Captured pythons (dead or alive) must be taken to an official Python Challenge drop-off point to be measured and weighed.

Though the Python Challenge makes perfect ecological sense, the Public Employees for Environmental Responsibility (PEER) objects that Everglades National Park be part of the event. PEER executive director Jeff Ruch opposes the park’s involvement because hunting is illegal in national parks. Ruch argues that the park does not have the authority to allow a hunt in the Park.

Under review

Everglades National Park spokeswoman Linda Friar told me via telephone that the park’s role in the challenge is under review. One way around this conundrum would be for the Park to designate snake hunters as “agents of the National Park Service” for the purpose of python control.
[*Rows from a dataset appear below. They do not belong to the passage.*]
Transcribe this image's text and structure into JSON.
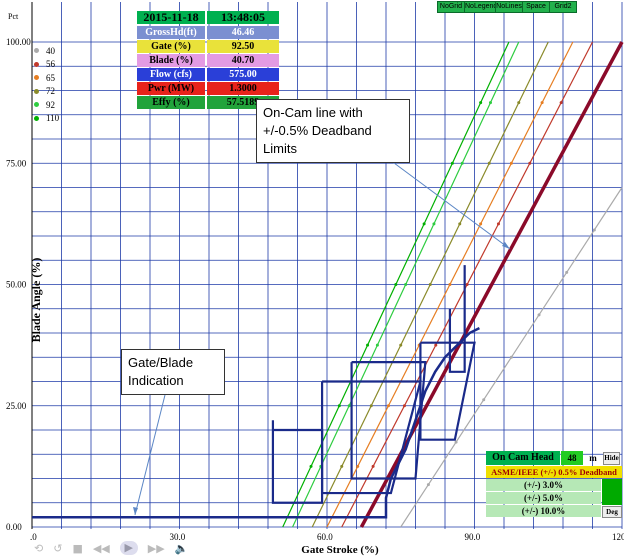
{
  "toolbar": {
    "buttons": [
      "NoGrid",
      "NoLegend",
      "NoLines",
      "Space",
      "Grid2"
    ]
  },
  "info": {
    "date": "2015-11-18",
    "time": "13:48:05",
    "rows": [
      {
        "label": "GrossHd(ft)",
        "value": "46.46",
        "label_bg": "#7b8fd1",
        "value_bg": "#7b8fd1",
        "color": "#fff"
      },
      {
        "label": "Gate (%)",
        "value": "92.50",
        "label_bg": "#e9e23a",
        "value_bg": "#e9e23a",
        "color": "#000"
      },
      {
        "label": "Blade (%)",
        "value": "40.70",
        "label_bg": "#e39be3",
        "value_bg": "#e39be3",
        "color": "#000"
      },
      {
        "label": "Flow (cfs)",
        "value": "575.00",
        "label_bg": "#2a3fd8",
        "value_bg": "#2a3fd8",
        "color": "#fff"
      },
      {
        "label": "Pwr (MW)",
        "value": "1.3000",
        "label_bg": "#e8231b",
        "value_bg": "#e8231b",
        "color": "#000"
      },
      {
        "label": "Effy (%)",
        "value": "57.5189",
        "label_bg": "#21a33b",
        "value_bg": "#21a33b",
        "color": "#000"
      }
    ]
  },
  "legend": [
    {
      "label": "40",
      "color": "#aaaaaa"
    },
    {
      "label": "56",
      "color": "#c0392b"
    },
    {
      "label": "65",
      "color": "#e67e22"
    },
    {
      "label": "72",
      "color": "#8a8a2a"
    },
    {
      "label": "92",
      "color": "#2ecc40"
    },
    {
      "label": "110",
      "color": "#00b000"
    }
  ],
  "callouts": {
    "oncam": [
      "On-Cam line with",
      "+/-0.5% Deadband",
      "Limits"
    ],
    "gate": [
      "Gate/Blade",
      "Indication"
    ]
  },
  "oncam_panel": {
    "title": "On Cam Head",
    "head": "48",
    "unit": "m",
    "hide": "Hide",
    "asme": "ASME/IEEE (+/-) 0.5% Deadband",
    "tolerances": [
      "(+/-) 3.0%",
      "(+/-) 5.0%",
      "(+/-) 10.0%"
    ],
    "deg": "Deg"
  },
  "player": {
    "icons": [
      "loop-icon",
      "repeat-icon",
      "stop-icon",
      "rewind-icon",
      "play-icon",
      "forward-icon",
      "volume-icon"
    ]
  },
  "chart_data": {
    "type": "line",
    "title": "",
    "xlabel": "Gate Stroke (%)",
    "ylabel": "Blade Angle (%)",
    "y_unit": "Pct",
    "xlim": [
      0,
      120
    ],
    "ylim": [
      0,
      100
    ],
    "x_ticks": [
      ".0",
      "30.0",
      "60.0",
      "90.0",
      "120"
    ],
    "y_ticks": [
      "0.00",
      "25.00",
      "50.00",
      "75.00",
      "100.00"
    ],
    "series": [
      {
        "name": "40",
        "color": "#aaaaaa",
        "x": [
          75,
          120
        ],
        "y": [
          0,
          70
        ]
      },
      {
        "name": "56",
        "color": "#c0392b",
        "x": [
          63,
          114
        ],
        "y": [
          0,
          100
        ]
      },
      {
        "name": "65",
        "color": "#e67e22",
        "x": [
          60,
          110
        ],
        "y": [
          0,
          100
        ]
      },
      {
        "name": "72",
        "color": "#8a8a2a",
        "x": [
          57,
          105
        ],
        "y": [
          0,
          100
        ]
      },
      {
        "name": "92",
        "color": "#2ecc40",
        "x": [
          53,
          99
        ],
        "y": [
          0,
          100
        ]
      },
      {
        "name": "110",
        "color": "#00b000",
        "x": [
          51,
          97
        ],
        "y": [
          0,
          100
        ]
      },
      {
        "name": "On Cam",
        "color": "#8b0a2a",
        "x": [
          67,
          120
        ],
        "y": [
          0,
          100
        ]
      }
    ],
    "trace": {
      "color": "#1a2a8a",
      "x": [
        0,
        30,
        60,
        72,
        72,
        73,
        76,
        78,
        80,
        82,
        84,
        86,
        89,
        91
      ],
      "y": [
        2,
        2,
        2,
        2,
        6,
        10,
        16,
        22,
        28,
        32,
        35,
        37,
        40,
        41
      ],
      "steps": [
        {
          "x": [
            49,
            49,
            57,
            59,
            59,
            49
          ],
          "y": [
            22,
            5,
            5,
            5,
            20,
            20
          ]
        },
        {
          "x": [
            59,
            59,
            73,
            79,
            79,
            59
          ],
          "y": [
            30,
            7,
            7,
            30,
            30,
            30
          ]
        },
        {
          "x": [
            65,
            65,
            78,
            80,
            80,
            65
          ],
          "y": [
            34,
            10,
            10,
            34,
            34,
            34
          ]
        },
        {
          "x": [
            79,
            79,
            86,
            90,
            90,
            79
          ],
          "y": [
            38,
            18,
            18,
            38,
            38,
            38
          ]
        },
        {
          "x": [
            85,
            85,
            88,
            88
          ],
          "y": [
            45,
            32,
            32,
            54
          ]
        }
      ]
    }
  }
}
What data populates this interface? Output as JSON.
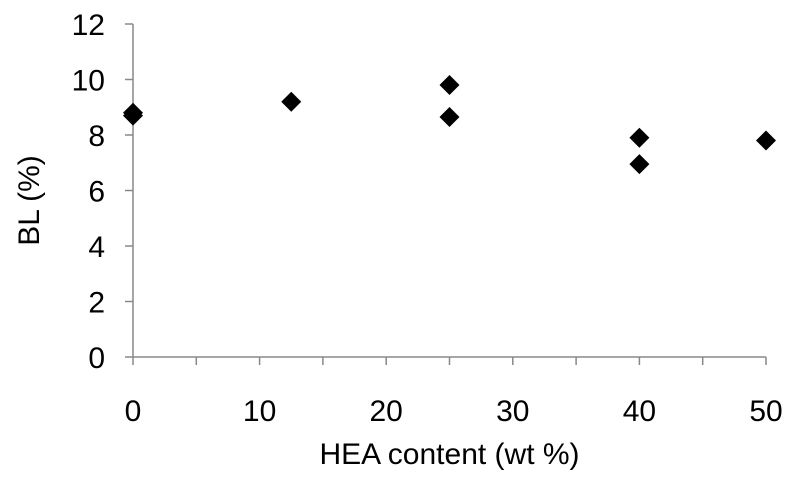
{
  "chart_data": {
    "type": "scatter",
    "xlabel": "HEA content (wt %)",
    "ylabel": "BL (%)",
    "xlim": [
      0,
      50
    ],
    "ylim": [
      0,
      12
    ],
    "xticks": [
      0,
      10,
      20,
      30,
      40,
      50
    ],
    "yticks": [
      0,
      2,
      4,
      6,
      8,
      10,
      12
    ],
    "x_minor_tick_interval": 5,
    "grid": false,
    "legend": "none",
    "marker": "diamond",
    "marker_color": "#000000",
    "series": [
      {
        "points": [
          {
            "x": 0,
            "y": 8.7
          },
          {
            "x": 0,
            "y": 8.8
          },
          {
            "x": 12.5,
            "y": 9.2
          },
          {
            "x": 25,
            "y": 9.8
          },
          {
            "x": 25,
            "y": 8.65
          },
          {
            "x": 40,
            "y": 7.9
          },
          {
            "x": 40,
            "y": 6.95
          },
          {
            "x": 50,
            "y": 7.8
          }
        ]
      }
    ]
  }
}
Whether Everglades National Park will be part of the challenge has yet to be determined. Though pythons are among the largest and most terrifying invasive species plaguing the U.S., there are many others that take an ecological toll.

Food and competition

Like pythons, some eat native species. Some compete with native species for food or nesting sites. And some are just pests. Ironically, many were purposefully introduced with good intentions. For example, Asian multicolored lady beetles were introduced to control other insect pests. European starlings were introduced to remind early settlers of home. And multiflora rose and autumn olive seemed like good ideas when they were introduced more than 70 years ago to provide farmers with “living fences.”

Exotic species

Among the worst accidental examples of invasive, exotic species introductions are rats that reached oceanic islands via shipwrecks. About half of the extinctions of birds and reptiles on ocean islands can be blamed on rats.

If hunting large snakes (most in Florida are eight to 12 feet long) for a good cause sounds like a worthwhile challenge, plan a trip to the Sunshine State.

Registration fees

Registration fees range from $25 for individuals to $75 for teams of two to five hunters.

Prizes

Prizes range from $1,000 for the individual catching the longest python to $5,000 for the team that catches the most.